Ostatnie ekscesy pokazują też, że zupełnie już zwariowała nasza kochana opozycja. „Totalna” to było mało powiedziane, panie Grzegorzu. Prawdopodobnie niebawem przyjdzie jakieś opamiętanie, bo na dłuższą metę sklejenie polityków z agresywną chuliganerką wyjdzie jej bokiem.
Czarzastemu i jego laleczkom z piekła ta łata nie będzie przeszkadzać. On sam licznymi publicznymi wypowiedziami już od dawna wypisuje się z kręgu ludzi trzymających fason. Ale wydaje się, że w Platformie jest jeszcze paru posłów, którzy – tak sądzę – zaczną się niebawem odcinać od tej dziczy i jej metod. Co prawda poseł Leszczyna jeszcze dziś przekonywała w TVN, że „język zawsze opisuje emocje”, a „dzisiaj emocje w polskim społeczeństwie są właśnie takie”. I argumentuje do polityków obozu rządzącego: „ponieważ wy robicie rzeczy potwornie brzydkie, to ludzie używają brzydkich słów.” Ale nie wydaje mi się, że trzymałaby się tej logiki, gdyby grupka krótko ostrzyżonych chłopców wpadła do niej pod okno i bluzgała na nią przy jej dzieciach i sąsiadach. Podobnie jest z wesołym Rafciem od „wspólnej Polski”, który mając gdzieś bezpieczeństwo mieszkańców zarządzanego przezeń miasta podburza tłuszczę do aktów przemocy.
Oczywiście fakt, że opozycyjni politycy zapisują się do tej bandyterki, to ich problem. Odbije się czkawką szybciej niż im się wydaje. Ale jeśli to straż Marszu Niepodległości musi dbać o bezpieczeństwo wiernych i ochraniać kościoły przed barbarią, to coś jest mocno nie tak z decyzyjnością w naszym państwie.
Policja i nadzorujący ją muszą wiedzieć, że mają wsparcie w społeczeństwie do egzekwowania prawa. A my powinniśmy wiedzieć, że tego wsparcia musimy udzielić. Bo jeśli dziś będziemy milczeć, gdy niszczą kościoły, to jutro zapłaczemy, gdy posuną się kilka kroków dalej.

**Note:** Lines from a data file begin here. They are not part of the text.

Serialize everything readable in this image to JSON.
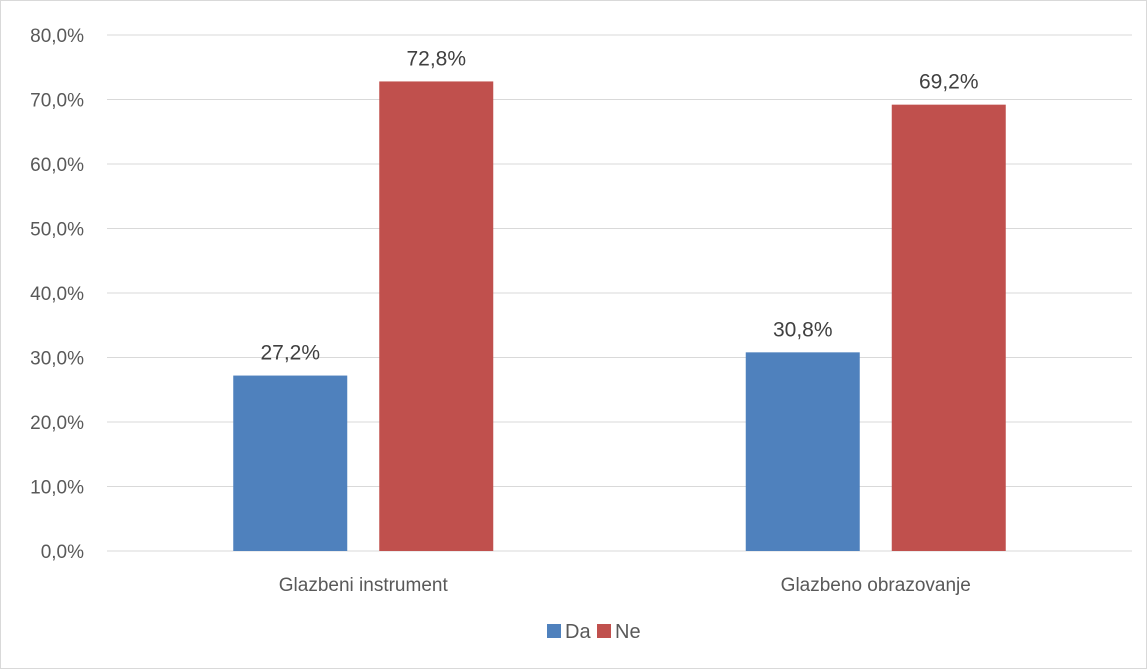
{
  "chart_data": {
    "type": "bar",
    "categories": [
      "Glazbeni instrument",
      "Glazbeno obrazovanje"
    ],
    "series": [
      {
        "name": "Da",
        "values": [
          27.2,
          30.8
        ],
        "labels": [
          "27,2%",
          "30,8%"
        ],
        "color": "#4f81bd"
      },
      {
        "name": "Ne",
        "values": [
          72.8,
          69.2
        ],
        "labels": [
          "72,8%",
          "69,2%"
        ],
        "color": "#c0504d"
      }
    ],
    "title": "",
    "xlabel": "",
    "ylabel": "",
    "ylim": [
      0,
      80
    ],
    "yticks": [
      0,
      10,
      20,
      30,
      40,
      50,
      60,
      70,
      80
    ],
    "ytick_labels": [
      "0,0%",
      "10,0%",
      "20,0%",
      "30,0%",
      "40,0%",
      "50,0%",
      "60,0%",
      "70,0%",
      "80,0%"
    ],
    "grid": true,
    "legend_position": "bottom"
  }
}
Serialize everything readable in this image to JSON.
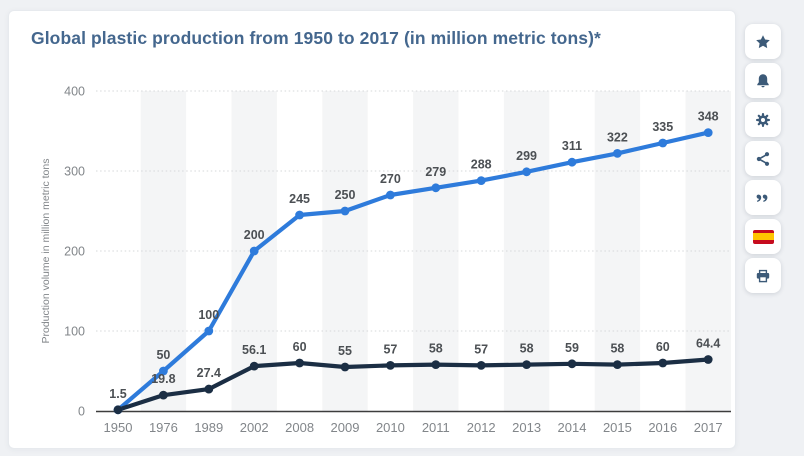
{
  "card": {
    "title": "Global plastic production from 1950 to 2017 (in million metric tons)*",
    "title_color": "#44678e"
  },
  "toolbar": {
    "buttons": [
      {
        "icon": "star-icon"
      },
      {
        "icon": "bell-icon"
      },
      {
        "icon": "gear-icon"
      },
      {
        "icon": "share-icon"
      },
      {
        "icon": "quote-icon"
      },
      {
        "icon": "spain-flag-icon"
      },
      {
        "icon": "printer-icon"
      }
    ],
    "icon_color": "#3c5a78",
    "flag_red": "#c60b1e",
    "flag_yellow": "#ffc400"
  },
  "chart_data": {
    "type": "line",
    "title": "Global plastic production from 1950 to 2017 (in million metric tons)*",
    "xlabel": "",
    "ylabel": "Production volume in million metric tons",
    "categories": [
      "1950",
      "1976",
      "1989",
      "2002",
      "2008",
      "2009",
      "2010",
      "2011",
      "2012",
      "2013",
      "2014",
      "2015",
      "2016",
      "2017"
    ],
    "yticks": [
      0,
      100,
      200,
      300,
      400
    ],
    "ylim": [
      0,
      400
    ],
    "grid": "dotted-horizontal",
    "plot_bands": "alternating light vertical stripes on every second category",
    "legend": "none",
    "series": [
      {
        "name": "blue-series",
        "color": "#2e7bdb",
        "values": [
          1.5,
          50,
          100,
          200,
          245,
          250,
          270,
          279,
          288,
          299,
          311,
          322,
          335,
          348
        ],
        "labels": [
          "1.5",
          "50",
          "100",
          "200",
          "245",
          "250",
          "270",
          "279",
          "288",
          "299",
          "311",
          "322",
          "335",
          "348"
        ]
      },
      {
        "name": "dark-series",
        "color": "#1b2e44",
        "values": [
          1.5,
          19.8,
          27.4,
          56.1,
          60,
          55,
          57,
          58,
          57,
          58,
          59,
          58,
          60,
          64.4
        ],
        "labels": [
          "",
          "19.8",
          "27.4",
          "56.1",
          "60",
          "55",
          "57",
          "58",
          "57",
          "58",
          "59",
          "58",
          "60",
          "64.4"
        ]
      }
    ],
    "colors": {
      "band": "#f4f5f6",
      "gridline": "#d6d8da",
      "axis_line": "#3d3d3d",
      "tick_label": "#82868a",
      "data_label": "#4c5054"
    }
  }
}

Abstrahuję od przedmiotu „sporu”, bo druga strona wcale nie chce na ten temat rozmawiać. Sorry, ale taki mamy klimat, że nie ma jak zagłębiać się w zapisy konstytucji, rzeczową debatę o prawach kobiet i prawach dzieci nienarodzonych. Na zastanawianie się nad nowelizowaniem prawa. To etap, do którego przybysze z piekła nie są jeszcze gotowi. Na razie chcą sprawdzić, czy mogą sobie pozwolić na wszystko.
Najpilniejszym zadaniem państwa jest udzielić im na tę wątpliwość zdecydowanej odpowiedzi.